The goal of Starwhale Evaluation is to provide end-to-end management for model evaluation, including creating Jobs, distributing Tasks, viewing model evaluation reports and basic management. Starwhale Evaluation is a specific application of Starwhale Model, Starwhale Dataset, and Starwhale Runtime in the model evaluation scenario. Starwhale Evaluation is part of the MLOps toolchain built by Starwhale. More applications like Starwhale Model Serving, Starwhale Training will be included in the future.

Core Features​

  • Visualization: Both swcli and the Web UI provide visualization of model evaluation results, supporting comparison of multiple results. Users can also customize logging of intermediate processes.

  • Multi-scenario Adaptation: Whether it's a notebook, desktop or distributed cluster environment, the same commands, Python scripts, artifacts and operations can be used for model evaluation. This satisfies different computational power and data volume requirements.

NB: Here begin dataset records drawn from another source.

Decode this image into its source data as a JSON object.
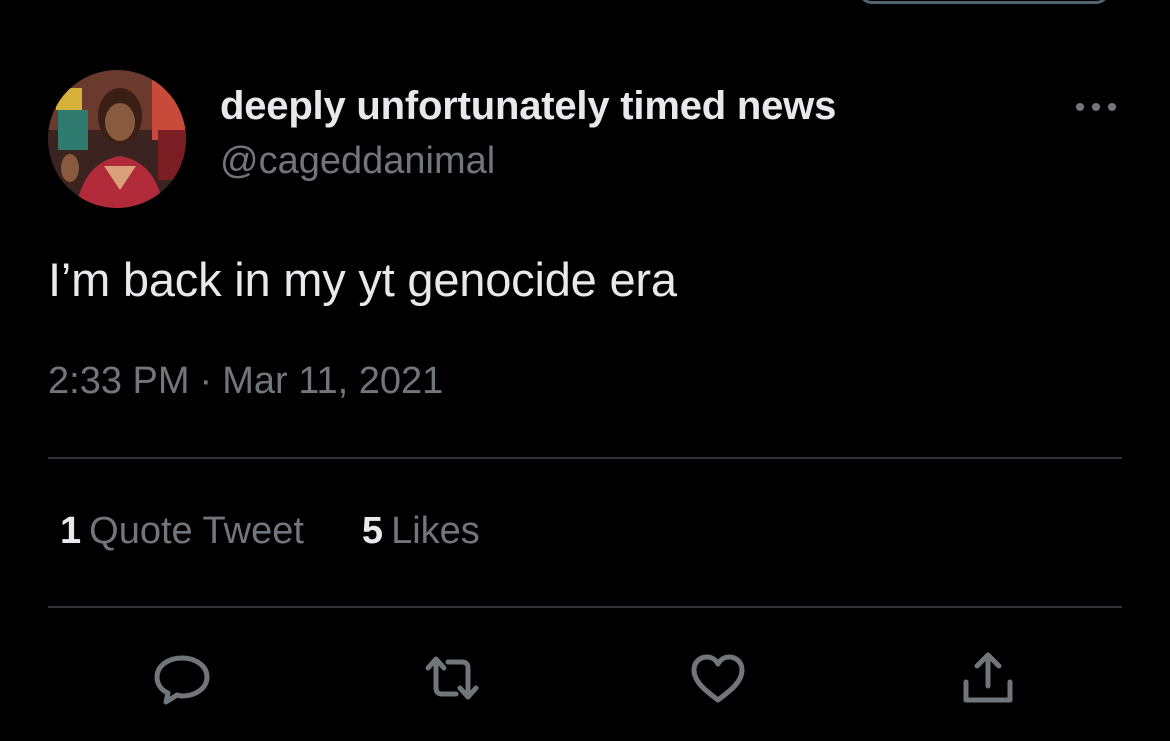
{
  "colors": {
    "background": "#000000",
    "primary_text": "#e7e9ea",
    "secondary_text": "#71767b",
    "divider": "#2f3336"
  },
  "author": {
    "display_name": "deeply unfortunately timed news",
    "handle": "@cageddanimal",
    "avatar_icon": "profile-photo"
  },
  "tweet": {
    "text": "I’m back in my yt genocide era",
    "time": "2:33 PM",
    "separator": "·",
    "date": "Mar 11, 2021"
  },
  "stats": {
    "quote_tweets": {
      "count": "1",
      "label": "Quote Tweet"
    },
    "likes": {
      "count": "5",
      "label": "Likes"
    }
  },
  "actions": [
    {
      "icon": "reply-icon"
    },
    {
      "icon": "retweet-icon"
    },
    {
      "icon": "like-icon"
    },
    {
      "icon": "share-icon"
    }
  ],
  "menu_icon": "more-options-icon"
}
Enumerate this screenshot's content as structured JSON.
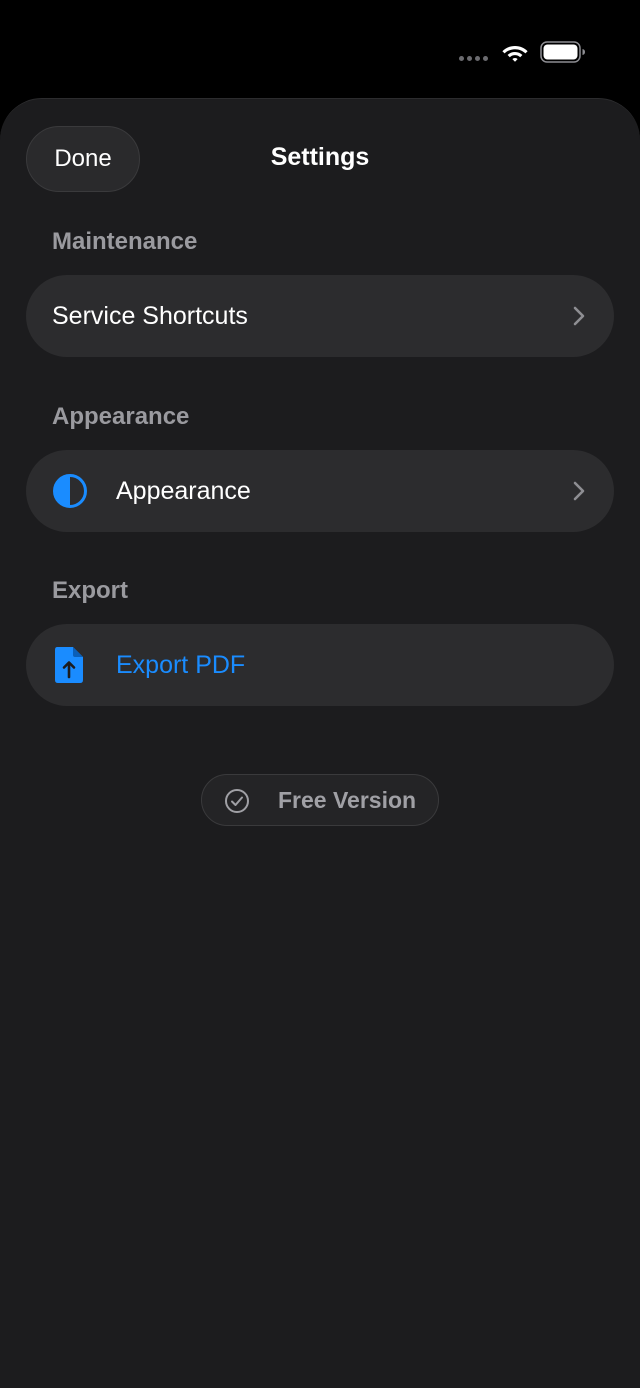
{
  "header": {
    "done_label": "Done",
    "title": "Settings"
  },
  "sections": [
    {
      "title": "Maintenance",
      "rows": [
        {
          "label": "Service Shortcuts",
          "icon": "none",
          "chevron": true
        }
      ]
    },
    {
      "title": "Appearance",
      "rows": [
        {
          "label": "Appearance",
          "icon": "half-circle-icon",
          "chevron": true
        }
      ]
    },
    {
      "title": "Export",
      "rows": [
        {
          "label": "Export PDF",
          "icon": "document-upload-icon",
          "chevron": false
        }
      ]
    }
  ],
  "badge": {
    "label": "Free Version",
    "icon": "checkmark-circle-icon"
  },
  "colors": {
    "accent": "#1a8cff",
    "sheet_background": "#1c1c1e",
    "row_background": "#2c2c2e",
    "section_header": "#9a9a9f"
  }
}
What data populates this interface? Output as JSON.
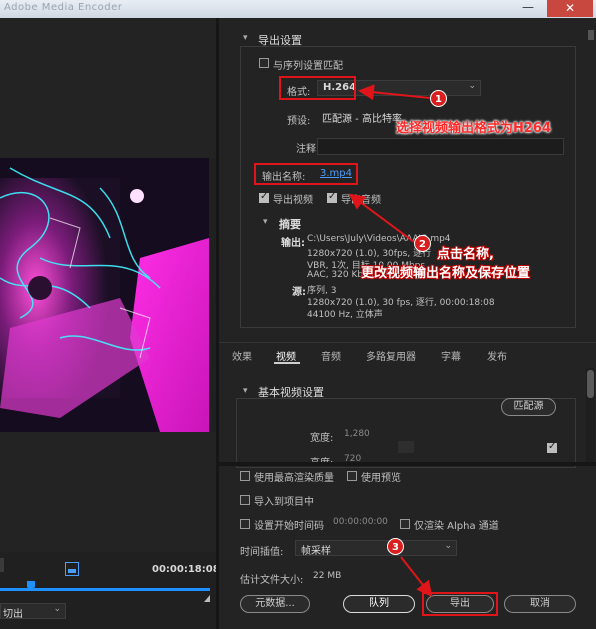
{
  "window": {
    "title_faded": "Adobe Media Encoder",
    "minimize_glyph": "—",
    "close_glyph": "✕"
  },
  "export_settings": {
    "section_title": "导出设置",
    "match_sequence_label": "与序列设置匹配",
    "format_label": "格式:",
    "format_value": "H.264",
    "preset_label": "预设:",
    "preset_value": "匹配源 - 高比特率",
    "comment_label": "注释:",
    "output_name_label": "输出名称:",
    "output_name_value": "3.mp4",
    "export_video_label": "导出视频",
    "export_audio_label": "导出音频"
  },
  "summary": {
    "title": "摘要",
    "output_label": "输出:",
    "output_line1": "C:\\Users\\July\\Videos\\AAA\\3.mp4",
    "output_line2": "1280x720 (1.0), 30fps, 逐行",
    "output_line3": "VBR, 1次, 目标 10.00 Mbps",
    "output_line4": "AAC, 320 Kbps, 48 kHz",
    "source_label": "源:",
    "source_line1": "序列, 3",
    "source_line2": "1280x720 (1.0), 30 fps, 逐行, 00:00:18:08",
    "source_line3": "44100 Hz, 立体声"
  },
  "tabs": [
    {
      "label": "效果"
    },
    {
      "label": "视频"
    },
    {
      "label": "音频"
    },
    {
      "label": "多路复用器"
    },
    {
      "label": "字幕"
    },
    {
      "label": "发布"
    }
  ],
  "video_settings": {
    "section_title": "基本视频设置",
    "match_source_button": "匹配源",
    "width_label": "宽度:",
    "width_value": "1,280",
    "height_label": "高度:",
    "height_value": "720"
  },
  "bottom_options": {
    "max_render_quality": "使用最高渲染质量",
    "use_previews": "使用预览",
    "import_into_project": "导入到项目中",
    "set_start_timecode": "设置开始时间码",
    "start_timecode_value": "00:00:00:00",
    "render_alpha_only": "仅渲染 Alpha 通道",
    "time_interpolation_label": "时间插值:",
    "time_interpolation_value": "帧采样",
    "estimated_size_label": "估计文件大小:",
    "estimated_size_value": "22 MB"
  },
  "buttons": {
    "metadata": "元数据...",
    "queue": "队列",
    "export": "导出",
    "cancel": "取消"
  },
  "timeline": {
    "timecode": "00:00:18:08",
    "cut_select_value": "切出"
  },
  "annotations": {
    "step1_badge": "1",
    "step1_text": "选择视频输出格式为H264",
    "step2_badge": "2",
    "step2_text_line1": "点击名称,",
    "step2_text_line2": "更改视频输出名称及保存位置",
    "step3_badge": "3"
  },
  "colors": {
    "annotation_red": "#e0151a",
    "link_blue": "#4a9dff",
    "playhead_blue": "#1e90ff"
  }
}
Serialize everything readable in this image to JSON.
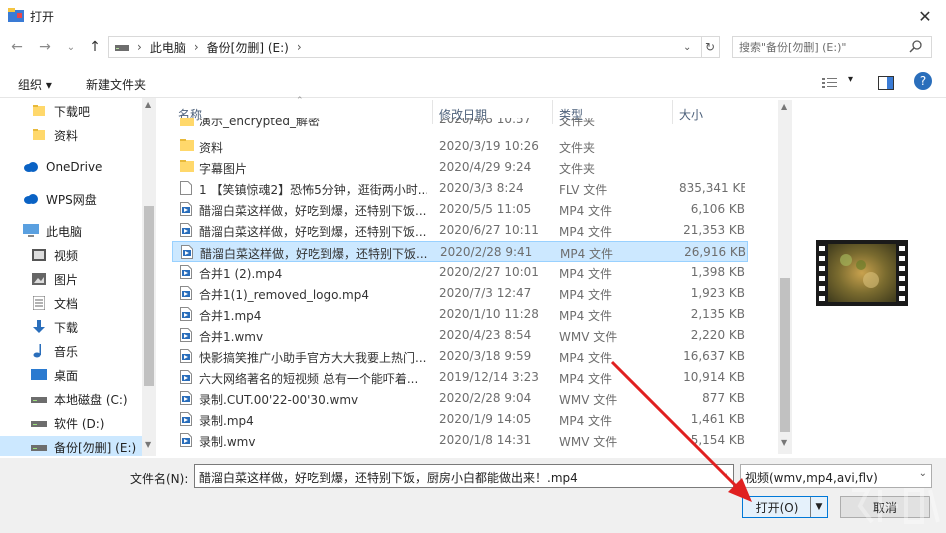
{
  "window": {
    "title": "打开",
    "close_glyph": "✕"
  },
  "address": {
    "breadcrumbs": [
      "此电脑",
      "备份[勿删] (E:)"
    ],
    "search_placeholder": "搜索\"备份[勿删] (E:)\""
  },
  "toolbar": {
    "organize": "组织 ▾",
    "new_folder": "新建文件夹"
  },
  "nav": {
    "items": [
      {
        "label": "下载吧",
        "icon": "folder-icon"
      },
      {
        "label": "资料",
        "icon": "folder-icon"
      },
      {
        "label": "OneDrive",
        "icon": "cloud-icon"
      },
      {
        "label": "WPS网盘",
        "icon": "cloud-icon"
      },
      {
        "label": "此电脑",
        "icon": "computer-icon"
      },
      {
        "label": "视频",
        "icon": "video-folder-icon"
      },
      {
        "label": "图片",
        "icon": "picture-folder-icon"
      },
      {
        "label": "文档",
        "icon": "document-folder-icon"
      },
      {
        "label": "下载",
        "icon": "download-folder-icon"
      },
      {
        "label": "音乐",
        "icon": "music-folder-icon"
      },
      {
        "label": "桌面",
        "icon": "desktop-folder-icon"
      },
      {
        "label": "本地磁盘 (C:)",
        "icon": "drive-icon"
      },
      {
        "label": "软件 (D:)",
        "icon": "drive-icon"
      },
      {
        "label": "备份[勿删] (E:)",
        "icon": "drive-icon"
      }
    ]
  },
  "columns": {
    "name": "名称",
    "date": "修改日期",
    "type": "类型",
    "size": "大小"
  },
  "files": [
    {
      "name": "演示_encrypted_解密",
      "date": "2020/4/8 10:57",
      "type": "文件夹",
      "size": "",
      "icon": "folder",
      "partial": true
    },
    {
      "name": "资料",
      "date": "2020/3/19 10:26",
      "type": "文件夹",
      "size": "",
      "icon": "folder"
    },
    {
      "name": "字幕图片",
      "date": "2020/4/29 9:24",
      "type": "文件夹",
      "size": "",
      "icon": "folder"
    },
    {
      "name": "1 【笑镇惊魂2】恐怖5分钟，逛街两小时...",
      "date": "2020/3/3 8:24",
      "type": "FLV 文件",
      "size": "835,341 KB",
      "icon": "file"
    },
    {
      "name": "醋溜白菜这样做，好吃到爆，还特别下饭...",
      "date": "2020/5/5 11:05",
      "type": "MP4 文件",
      "size": "6,106 KB",
      "icon": "media"
    },
    {
      "name": "醋溜白菜这样做，好吃到爆，还特别下饭...",
      "date": "2020/6/27 10:11",
      "type": "MP4 文件",
      "size": "21,353 KB",
      "icon": "media"
    },
    {
      "name": "醋溜白菜这样做，好吃到爆，还特别下饭...",
      "date": "2020/2/28 9:41",
      "type": "MP4 文件",
      "size": "26,916 KB",
      "icon": "media",
      "selected": true
    },
    {
      "name": "合并1 (2).mp4",
      "date": "2020/2/27 10:01",
      "type": "MP4 文件",
      "size": "1,398 KB",
      "icon": "media"
    },
    {
      "name": "合并1(1)_removed_logo.mp4",
      "date": "2020/7/3 12:47",
      "type": "MP4 文件",
      "size": "1,923 KB",
      "icon": "media"
    },
    {
      "name": "合并1.mp4",
      "date": "2020/1/10 11:28",
      "type": "MP4 文件",
      "size": "2,135 KB",
      "icon": "media"
    },
    {
      "name": "合并1.wmv",
      "date": "2020/4/23 8:54",
      "type": "WMV 文件",
      "size": "2,220 KB",
      "icon": "media"
    },
    {
      "name": "快影搞笑推广小助手官方大大我要上热门...",
      "date": "2020/3/18 9:59",
      "type": "MP4 文件",
      "size": "16,637 KB",
      "icon": "media"
    },
    {
      "name": "六大网络著名的短视频 总有一个能吓着...",
      "date": "2019/12/14 3:23",
      "type": "MP4 文件",
      "size": "10,914 KB",
      "icon": "media"
    },
    {
      "name": "录制.CUT.00'22-00'30.wmv",
      "date": "2020/2/28 9:04",
      "type": "WMV 文件",
      "size": "877 KB",
      "icon": "media"
    },
    {
      "name": "录制.mp4",
      "date": "2020/1/9 14:05",
      "type": "MP4 文件",
      "size": "1,461 KB",
      "icon": "media"
    },
    {
      "name": "录制.wmv",
      "date": "2020/1/8 14:31",
      "type": "WMV 文件",
      "size": "5,154 KB",
      "icon": "media"
    }
  ],
  "footer": {
    "filename_label": "文件名(N):",
    "filename_value": "醋溜白菜这样做，好吃到爆，还特别下饭，厨房小白都能做出来！.mp4",
    "filter_value": "视频(wmv,mp4,avi,flv)",
    "open_label": "打开(O)",
    "cancel_label": "取消"
  }
}
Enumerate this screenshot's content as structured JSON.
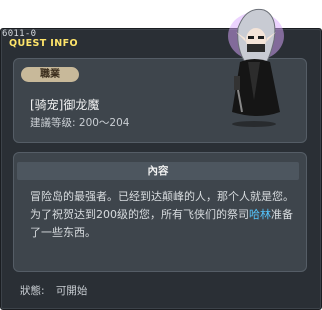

  • Seamless Starwhale Integration: Leverage Starwhale Runtime for the runtime environment, Starwhale Dataset as data input, and run models from Starwhale Model. Configuration is simple whether using swcli, Python SDK or Cloud/Server instance Web UI.

Key Elements​

  • swcli model run: Command line for bulk offline model evaluation.
  • swcli model serve: Command line for online model evaluation.

Best Practices​

Command Line Grouping​

From the perspective of completing an end-to-end Starwhale Evaluation workflow, commands can be grouped as:

  • Preparation Stage
    • swcli dataset build or Starwhale Dataset Python SDK
    • swcli model build or Starwhale Model Python SDK
    • swcli runtime build
  • Evaluation Stage
    • swcli model run
    • swcli model serve
  • Results Stage
    • swcli job info
  • Basic Management
    • swcli job list
    • swcli job remove
    • swcli job recover

Abstraction job-step-task​

  • job: A model evaluation task is a job, which contains one or more steps.

  • step: A step corresponds to a stage in the evaluation process. With the default PipelineHandler, steps are predict and evaluate. For custom evaluation processes using @handler, @evaluation.predict, @evaluation.evaluate decorators, steps are the decorated functions. Steps can have dependencies, forming a DAG. A step contains one or more tasks. Tasks in the same step have the same logic but different inputs. A common approach is to split the dataset into multiple parts, with each part passed to a task. Tasks can run in parallel.

  • task: A task is the final running entity. In Cloud/Server instances, a task is a container in a Pod. In Standalone instances, a task is a Python Thread.

The job-step-task abstraction is the basis for implementing distributed runs in Starwhale Evaluation.